Le journaliste évoque "l'allocution pleine de bonhomie de Monsieur Fabre" qui, dans ses remerciements, a pris soin de citer "nos maîtres les oiseaux et particulièrement les canards qui, en amerrissant sur l'Etang de Berre, les pattes écartées, préfiguraient les premiers flotteurs."
Henri Fabre poursuivit en expliquant comment à la vue des canards venant se poser sur l'Etang de Berre, ce qui paraissait impossible à réaliser s'ancra petit à petit dans son esprit pour devenir finalement une idée-force.
Un récit d'Henri Fabre : le premier décollage du Canard
Mars 1935 : le quotidien "Marseille-matin" présente à ses lecteurs un long et passionnant article, après une interview d'Henri Fabre, sous le titre : "Une date dans l'Histoire de l'Aviation :
le 28 mars sera célébré le 25e anniversaire du premier vol en hydravion"
Henri Fabre raconte ses premiers essais du Canard. Le journaliste souligne que l'inventeur exprime son émotion et sa joie avec simplicité, à la manière des savants modestes :
"L'appareil était prêt. Il s'avançait, à la remorque de l'Essor, vers le milieu de l'Etang de Berre, par un temps idéalement calme, puis était accosté par l'arrière contre le flanc du vapeur, l'hélice à la portée de la main de l'équipage, qui mit en route.
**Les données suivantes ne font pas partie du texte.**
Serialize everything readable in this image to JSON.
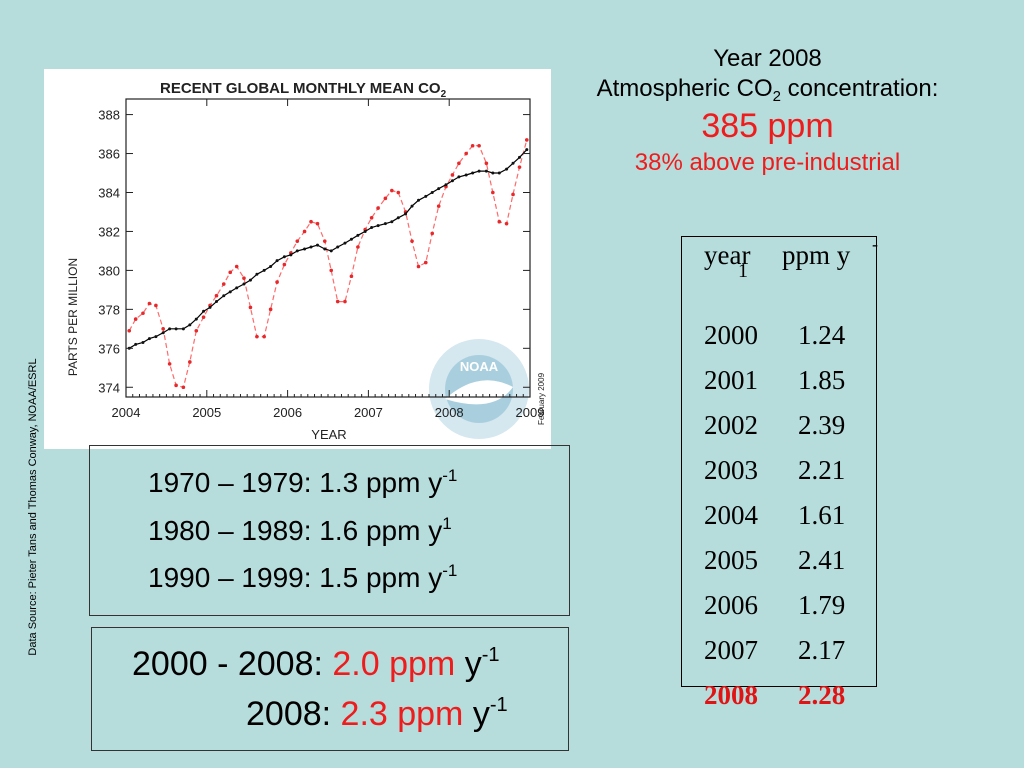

Avec l'espace de tous côtés autour de moi, je m'élançais à grande allure. Sur cette surface paisible, aussi plane qu'un miroir, c'était une locomotion délicieusement simple et douce ; le rotatif, très éloigné de moi, ne me transmettait même pas ses trépidations.
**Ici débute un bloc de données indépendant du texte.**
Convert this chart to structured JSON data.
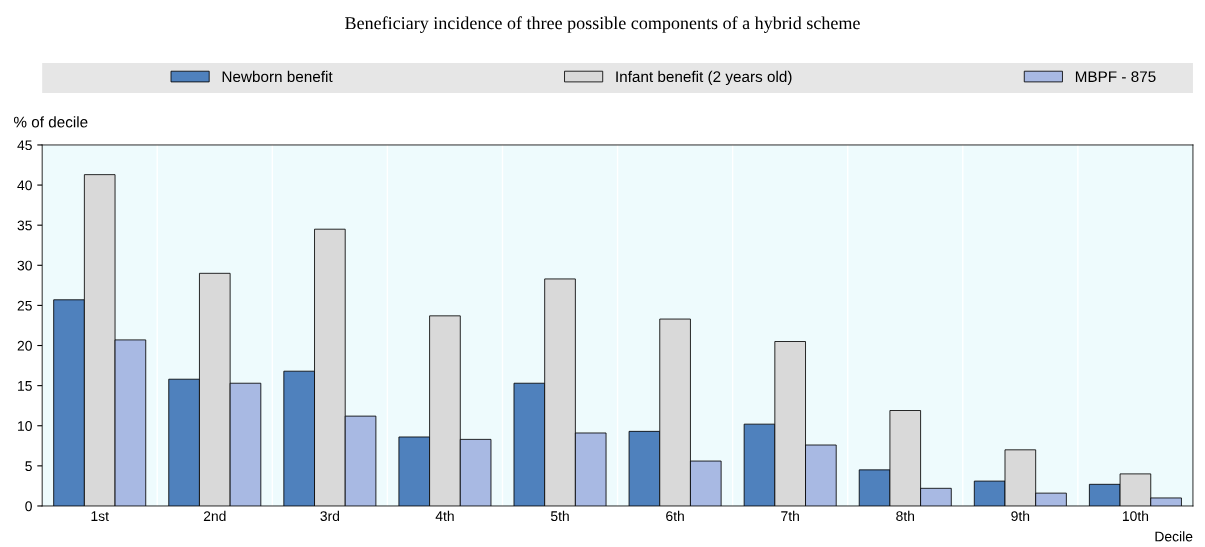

Longtemps, je continuais ce rapide hydroplanage, sans ouvrir en plein les gaz,et ainsi risquer l'envol. je rentrais à bord, pour jouir, dans une calme réflexion, de ce premier résultat."
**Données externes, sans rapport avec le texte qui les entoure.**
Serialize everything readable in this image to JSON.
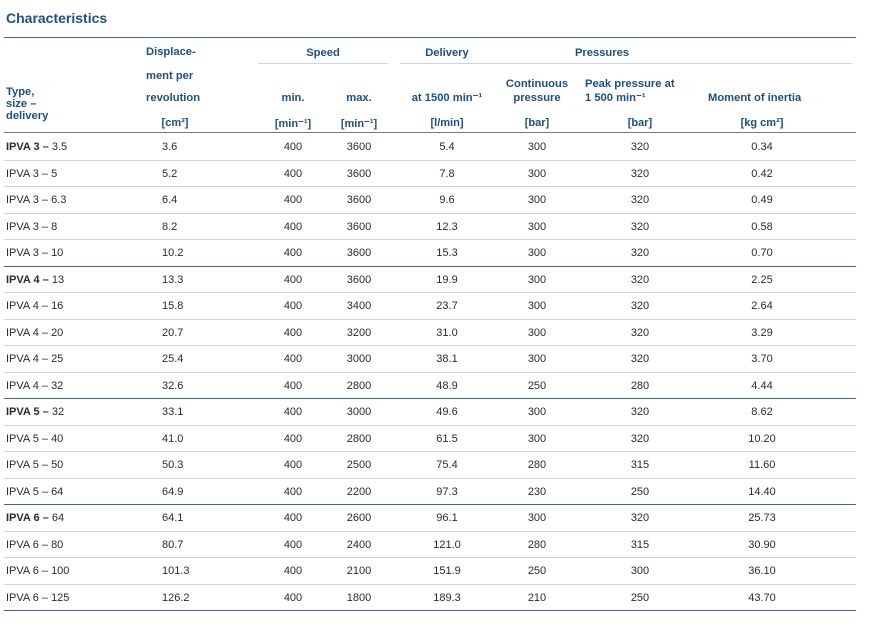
{
  "title": "Characteristics",
  "headers": {
    "type_line1": "Type,",
    "type_line2": "size –",
    "type_line3": "delivery",
    "disp_line1": "Displace-",
    "disp_line2": "ment per",
    "disp_line3": "revolution",
    "speed": "Speed",
    "speed_min": "min.",
    "speed_max": "max.",
    "delivery": "Delivery",
    "delivery_sub": "at 1500 min⁻¹",
    "pressures": "Pressures",
    "cont_line1": "Continuous",
    "cont_line2": "pressure",
    "peak_line1": "Peak pressure at",
    "peak_line2": "1 500 min⁻¹",
    "inertia": "Moment of inertia"
  },
  "units": [
    "[cm³]",
    "[min⁻¹]",
    "[min⁻¹]",
    "[l/min]",
    "[bar]",
    "[bar]",
    "[kg cm²]"
  ],
  "rows": [
    {
      "group": "IPVA 3",
      "size": "3.5",
      "bold": true,
      "disp": "3.6",
      "min": "400",
      "max": "3600",
      "delivery": "5.4",
      "cont": "300",
      "peak": "320",
      "inertia": "0.34"
    },
    {
      "group": "IPVA 3",
      "size": "5",
      "bold": false,
      "disp": "5.2",
      "min": "400",
      "max": "3600",
      "delivery": "7.8",
      "cont": "300",
      "peak": "320",
      "inertia": "0.42"
    },
    {
      "group": "IPVA 3",
      "size": "6.3",
      "bold": false,
      "disp": "6.4",
      "min": "400",
      "max": "3600",
      "delivery": "9.6",
      "cont": "300",
      "peak": "320",
      "inertia": "0.49"
    },
    {
      "group": "IPVA 3",
      "size": "8",
      "bold": false,
      "disp": "8.2",
      "min": "400",
      "max": "3600",
      "delivery": "12.3",
      "cont": "300",
      "peak": "320",
      "inertia": "0.58"
    },
    {
      "group": "IPVA 3",
      "size": "10",
      "bold": false,
      "disp": "10.2",
      "min": "400",
      "max": "3600",
      "delivery": "15.3",
      "cont": "300",
      "peak": "320",
      "inertia": "0.70"
    },
    {
      "group": "IPVA 4",
      "size": "13",
      "bold": true,
      "disp": "13.3",
      "min": "400",
      "max": "3600",
      "delivery": "19.9",
      "cont": "300",
      "peak": "320",
      "inertia": "2.25"
    },
    {
      "group": "IPVA 4",
      "size": "16",
      "bold": false,
      "disp": "15.8",
      "min": "400",
      "max": "3400",
      "delivery": "23.7",
      "cont": "300",
      "peak": "320",
      "inertia": "2.64"
    },
    {
      "group": "IPVA 4",
      "size": "20",
      "bold": false,
      "disp": "20.7",
      "min": "400",
      "max": "3200",
      "delivery": "31.0",
      "cont": "300",
      "peak": "320",
      "inertia": "3.29"
    },
    {
      "group": "IPVA 4",
      "size": "25",
      "bold": false,
      "disp": "25.4",
      "min": "400",
      "max": "3000",
      "delivery": "38.1",
      "cont": "300",
      "peak": "320",
      "inertia": "3.70"
    },
    {
      "group": "IPVA 4",
      "size": "32",
      "bold": false,
      "disp": "32.6",
      "min": "400",
      "max": "2800",
      "delivery": "48.9",
      "cont": "250",
      "peak": "280",
      "inertia": "4.44"
    },
    {
      "group": "IPVA 5",
      "size": "32",
      "bold": true,
      "disp": "33.1",
      "min": "400",
      "max": "3000",
      "delivery": "49.6",
      "cont": "300",
      "peak": "320",
      "inertia": "8.62"
    },
    {
      "group": "IPVA 5",
      "size": "40",
      "bold": false,
      "disp": "41.0",
      "min": "400",
      "max": "2800",
      "delivery": "61.5",
      "cont": "300",
      "peak": "320",
      "inertia": "10.20"
    },
    {
      "group": "IPVA 5",
      "size": "50",
      "bold": false,
      "disp": "50.3",
      "min": "400",
      "max": "2500",
      "delivery": "75.4",
      "cont": "280",
      "peak": "315",
      "inertia": "11.60"
    },
    {
      "group": "IPVA 5",
      "size": "64",
      "bold": false,
      "disp": "64.9",
      "min": "400",
      "max": "2200",
      "delivery": "97.3",
      "cont": "230",
      "peak": "250",
      "inertia": "14.40"
    },
    {
      "group": "IPVA 6",
      "size": "64",
      "bold": true,
      "disp": "64.1",
      "min": "400",
      "max": "2600",
      "delivery": "96.1",
      "cont": "300",
      "peak": "320",
      "inertia": "25.73"
    },
    {
      "group": "IPVA 6",
      "size": "80",
      "bold": false,
      "disp": "80.7",
      "min": "400",
      "max": "2400",
      "delivery": "121.0",
      "cont": "280",
      "peak": "315",
      "inertia": "30.90"
    },
    {
      "group": "IPVA 6",
      "size": "100",
      "bold": false,
      "disp": "101.3",
      "min": "400",
      "max": "2100",
      "delivery": "151.9",
      "cont": "250",
      "peak": "300",
      "inertia": "36.10"
    },
    {
      "group": "IPVA 6",
      "size": "125",
      "bold": false,
      "disp": "126.2",
      "min": "400",
      "max": "1800",
      "delivery": "189.3",
      "cont": "210",
      "peak": "250",
      "inertia": "43.70"
    }
  ]
}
Puis, Henri Fabre décrit son premier décollage :
"La main sur la manette d'admission, je laissais l'appareil se lancer : un des flotteurs arrière se souleva, je ralentis, et un réglage de point mort du gauchissement me permit de modifier l'incidence relative des deux ailes. J'accélérai de nouveau : cette fois, les deux flotteurs arrière se soulevèrent en même temps, l'appareil s'équilibrant sur le flotteur avant qui finit lui-même par quitter l'eau : j'étais en l'air, glissant et bourdonnant à quelques mètres au-dessus de cette mer d'huile, dans l'atmosphère endormie."